Human beings can never be seen as commodities for profit, cogs on a machine, or mere instruments of production.
It was during the Industrial Revolution that Pope Leo XIII in 1891 paved the way for justice in the economic order with his encyclical Rerum Novarum (The Condition of Labor). He opposed liberal capitalism, which does not rely on moral principles, and socialism, which suppresses individual freedom. On labor, he noted that, “by degrees it has come to pass that working men have been surrendered, isolated and helpless, to the hardheartedness of employers and the greed of unchecked competition. The mischief has been increased by rapacious usury, which, although more than once condemned by the Church, is nevertheless, under a different guise, but with like injustice, still practiced by covetous and grasping men.

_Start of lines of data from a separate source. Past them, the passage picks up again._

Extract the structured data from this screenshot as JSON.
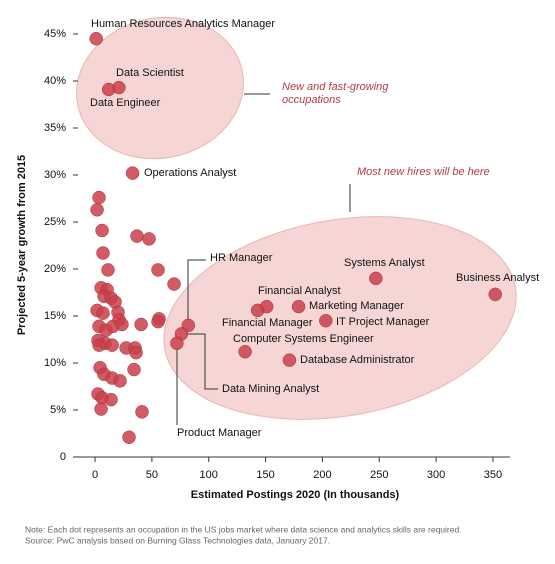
{
  "chart_data": {
    "type": "scatter",
    "x_label": "Estimated Postings 2020 (In thousands)",
    "y_label": "Projected 5-year growth from 2015",
    "annotations": [
      "New and fast-growing",
      "occupations",
      "Most new hires will be here"
    ],
    "notes": [
      "Note: Each dot represents an occupation in the US jobs market where data science and analytics skills are required.",
      "Source: PwC analysis based on Burning Glass Technologies data, January 2017."
    ],
    "color": "#c9404a",
    "xlim": [
      -15,
      365
    ],
    "xticks": [
      0,
      50,
      100,
      150,
      200,
      250,
      300,
      350
    ],
    "ylim": [
      0,
      46
    ],
    "yticks": [
      0,
      {
        "value": 5,
        "label": "5%"
      },
      {
        "value": 10,
        "label": "10%"
      },
      {
        "value": 15,
        "label": "15%"
      },
      {
        "value": 20,
        "label": "20%"
      },
      {
        "value": 25,
        "label": "25%"
      },
      {
        "value": 30,
        "label": "30%"
      },
      {
        "value": 35,
        "label": "35%"
      },
      {
        "value": 40,
        "label": "40%"
      },
      {
        "value": 45,
        "label": "45%"
      }
    ],
    "x": [
      1,
      21,
      12,
      33,
      247,
      352,
      151,
      143,
      179,
      203,
      132,
      171,
      82,
      76,
      72,
      3.5,
      1.8,
      6.2,
      7.0,
      11.4,
      5.3,
      10.6,
      7.9,
      14.1,
      17.6,
      20.2,
      21.1,
      1.8,
      7.0,
      3.5,
      9.7,
      15.8,
      23.7,
      2.6,
      8.8,
      15.0,
      3.5,
      4.4,
      7.9,
      15.0,
      22.0,
      2.6,
      6.2,
      14.1,
      5.3,
      36.9,
      47.5,
      55.4,
      69.5,
      56.3,
      55.4,
      40.5,
      27.3,
      35.2,
      36.1,
      34.3,
      41.3,
      29.9
    ],
    "y": [
      44.5,
      39.3,
      39.1,
      30.2,
      19.0,
      17.3,
      16.0,
      15.6,
      16.0,
      14.5,
      11.2,
      10.3,
      14.0,
      13.1,
      12.1,
      27.6,
      26.3,
      24.1,
      21.7,
      19.9,
      18.0,
      17.8,
      17.1,
      16.9,
      16.5,
      15.4,
      14.6,
      15.6,
      15.3,
      13.9,
      13.5,
      13.9,
      14.1,
      12.4,
      12.1,
      11.9,
      11.9,
      9.5,
      8.8,
      8.4,
      8.1,
      6.7,
      6.3,
      6.1,
      5.1,
      23.5,
      23.2,
      19.9,
      18.4,
      14.7,
      14.4,
      14.1,
      11.6,
      11.6,
      11.1,
      9.3,
      4.8,
      2.1
    ],
    "point_labels": [
      "Human Resources Analytics Manager",
      "Data Scientist",
      "Data Engineer",
      "Operations Analyst",
      "Systems Analyst",
      "Business Analyst",
      "Financial Analyst",
      "Financial Manager",
      "Marketing Manager",
      "IT Project Manager",
      "Computer Systems Engineer",
      "Database Administrator",
      "HR Manager",
      "Data Mining Analyst",
      "Product Manager",
      null,
      null,
      null,
      null,
      null,
      null,
      null,
      null,
      null,
      null,
      null,
      null,
      null,
      null,
      null,
      null,
      null,
      null,
      null,
      null,
      null,
      null,
      null,
      null,
      null,
      null,
      null,
      null,
      null,
      null,
      null,
      null,
      null,
      null,
      null,
      null,
      null,
      null,
      null,
      null,
      null,
      null,
      null
    ]
  }
}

To this must be added that the hiring of labor and the conduct of trade are concentrated in the hands of comparatively few; so that a small number of very rich men have been able to place upon the teeming masses of the laboring poor a yoke little better than that of slavery itself.”
Pope Leo XIII expressed his concern for the poor working class and defended the rights of workers to fair and just treatment as human beings, humane working hours, and safe working conditions. He also affirmed that laborers deserve fair and just wages, and they have the right to private property and decent living. Likewise, workers have a right to form organizations of labor for their advantage. Subsequent papal encyclicals follow up on the condition of labor for their eras.
Jesus’ vocation was to do the will of His Father: “My food is to do the will of the one who sent me to finish his work.” Before his public ministry, Jesus was most likely engaged in manual labor with his father, Joseph the Carpenter. In his public ministry, Jesus used the day-to-day-human work of men and women in his parables to describe the reign of God: householder, merchant, shepherd, farmer, fisherman, steward, servant, and laborer. Indeed, work gives us the opportunity to express and to develop one’s talents for one’s own good and for the good of others.
From a Christian perspective, we can say that work is redemptive because it is a vocation in the service of discipleship. We thus have to remember that work is a human good. It is a human endeavor that expresses a person’s dignity and worth. A person’s work mirrors the work of God and honors the gifts and talents given to him/her by God. One’s work “fulfills the potential inscribed in his nature. The primordial value of labor stems from man [woman] himself [herself], its author, and its beneficiary. Work is for man, not man for work.” Work, whether manual or intellectual, involves the whole person. It is a reflection of a man and woman’s humanity in which they are the hands of God to create and do well for God, self, and others. Therefore, “the human rights that flow from work are part of the broader context of those fundamental rights of the person.” When these are met, laborers will be able to experience the presence of God, a sense of well-being, satisfaction, and sense of accomplishment for self and for others.
Br. Warren Perrotto, M.S.C.
- Have I considered the sources of the goods that I purchase for myself, my family, and my home?
- Am I willing to take a stand against exploitation, even if it means that I have to change my purchasing?
- How can I advocate for those whose dignity and labor are exploited for profit?